While the goal of RBM may appear consistent for each stakeholder, the motivators differ across sponsors, CROs and sites. Sponsors pursue increased public trust in the evidence produced to justify fewer post-market registries and drive continuous improvement. CROs seek the ability to monitor exactly what matters and to produce a scientific methodology to monitor and to efficiently allocate resources. Finally, sites are motivated by increased access to data, therapeutic innovations for patients and opportunities for publication.
A key component in managing transformative change is communication. A clear communication strategy provides the road map for messaging the change, evaluating the response and initiating modifications to help meet stakeholder objectives. Providing all stakeholders with consistent, timely and accurate information, aligned with the programmatic timeline, avoids confusion and promotes comprehension and effective collaboration. The roles and responsibilities of remote versus in-field monitors must be clearly defined, along with the process of communication between the monitors and study team. The combination of on-site, remote and/or triggered monitoring, while reducing costs, allows monitors to use the dashboard performance and risk indicators to drive and optimize the level of monitoring intensity.

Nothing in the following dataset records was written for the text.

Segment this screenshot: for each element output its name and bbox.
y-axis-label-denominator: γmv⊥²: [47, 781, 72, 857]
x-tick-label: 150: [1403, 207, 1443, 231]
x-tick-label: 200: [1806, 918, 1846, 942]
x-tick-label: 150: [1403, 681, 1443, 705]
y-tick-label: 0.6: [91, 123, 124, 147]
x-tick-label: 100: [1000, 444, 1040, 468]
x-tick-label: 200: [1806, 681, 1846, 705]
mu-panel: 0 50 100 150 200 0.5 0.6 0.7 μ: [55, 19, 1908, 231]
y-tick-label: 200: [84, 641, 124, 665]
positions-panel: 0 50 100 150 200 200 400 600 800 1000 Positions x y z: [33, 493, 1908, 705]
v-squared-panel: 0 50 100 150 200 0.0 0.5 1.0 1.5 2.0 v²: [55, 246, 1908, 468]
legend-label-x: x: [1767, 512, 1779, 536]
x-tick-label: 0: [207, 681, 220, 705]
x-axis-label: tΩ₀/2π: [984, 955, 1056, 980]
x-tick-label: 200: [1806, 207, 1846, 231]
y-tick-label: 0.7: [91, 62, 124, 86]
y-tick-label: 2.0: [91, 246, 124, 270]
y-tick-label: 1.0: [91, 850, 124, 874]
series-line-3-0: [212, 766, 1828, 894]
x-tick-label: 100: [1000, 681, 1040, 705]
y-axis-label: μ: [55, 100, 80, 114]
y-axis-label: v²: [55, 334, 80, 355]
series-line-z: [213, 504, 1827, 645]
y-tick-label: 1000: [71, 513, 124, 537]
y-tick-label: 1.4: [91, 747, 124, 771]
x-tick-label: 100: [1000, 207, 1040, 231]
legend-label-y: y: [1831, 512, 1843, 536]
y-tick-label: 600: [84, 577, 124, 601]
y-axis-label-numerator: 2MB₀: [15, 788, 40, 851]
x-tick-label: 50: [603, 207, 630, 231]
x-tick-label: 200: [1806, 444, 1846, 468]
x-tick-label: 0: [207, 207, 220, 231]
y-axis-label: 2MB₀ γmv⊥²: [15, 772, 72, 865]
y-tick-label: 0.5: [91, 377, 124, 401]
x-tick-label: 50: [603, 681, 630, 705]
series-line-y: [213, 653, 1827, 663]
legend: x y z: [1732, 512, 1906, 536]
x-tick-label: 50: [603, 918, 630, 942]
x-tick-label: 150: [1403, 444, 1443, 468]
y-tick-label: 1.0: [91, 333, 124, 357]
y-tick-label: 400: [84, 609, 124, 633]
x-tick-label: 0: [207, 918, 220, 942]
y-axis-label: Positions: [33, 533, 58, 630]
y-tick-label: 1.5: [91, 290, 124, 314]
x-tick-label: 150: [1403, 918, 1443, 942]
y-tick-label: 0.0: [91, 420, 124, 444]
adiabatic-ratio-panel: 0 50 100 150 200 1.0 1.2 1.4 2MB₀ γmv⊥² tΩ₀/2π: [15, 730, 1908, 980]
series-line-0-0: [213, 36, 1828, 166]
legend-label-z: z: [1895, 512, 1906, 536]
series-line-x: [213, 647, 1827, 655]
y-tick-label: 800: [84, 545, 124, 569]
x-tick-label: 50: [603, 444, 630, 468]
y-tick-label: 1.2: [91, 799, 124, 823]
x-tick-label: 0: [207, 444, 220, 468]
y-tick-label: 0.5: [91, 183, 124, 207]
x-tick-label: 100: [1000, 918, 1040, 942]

Building a sustainable quality system for clinical trial conduct relies on correctly diagnosing potential shortcomings of existing processes and designing a model that works for your specific organization. Be sure to further define processes for quality control monitoring and perform periodic reviews to continually improve the future-state system. Under this model, monitors simply cannot execute RBM without vital input from other study team members. Therefore, team member roles and responsibilities in trial risk management, as well as culture and behavioral changes, must be identified and mapped to the new/future model. Once the mapping is complete, new and revised processes for proactively identifying and mitigating trial risk can be implemented. It is imperative to gain stakeholder approval and support before undertaking change and to enable continued support during the entire sustainability process. If stakeholder approval and collaboration is not gained or is lost during the sustainability phase of a risk-based approach, the program is at high risk for failure.
Quality control monitoring and periodic review are intended to sustain the QMS approach, provide continuous feedback to correct errors, improve the overall health of the trial and – most importantly – protect subject safety.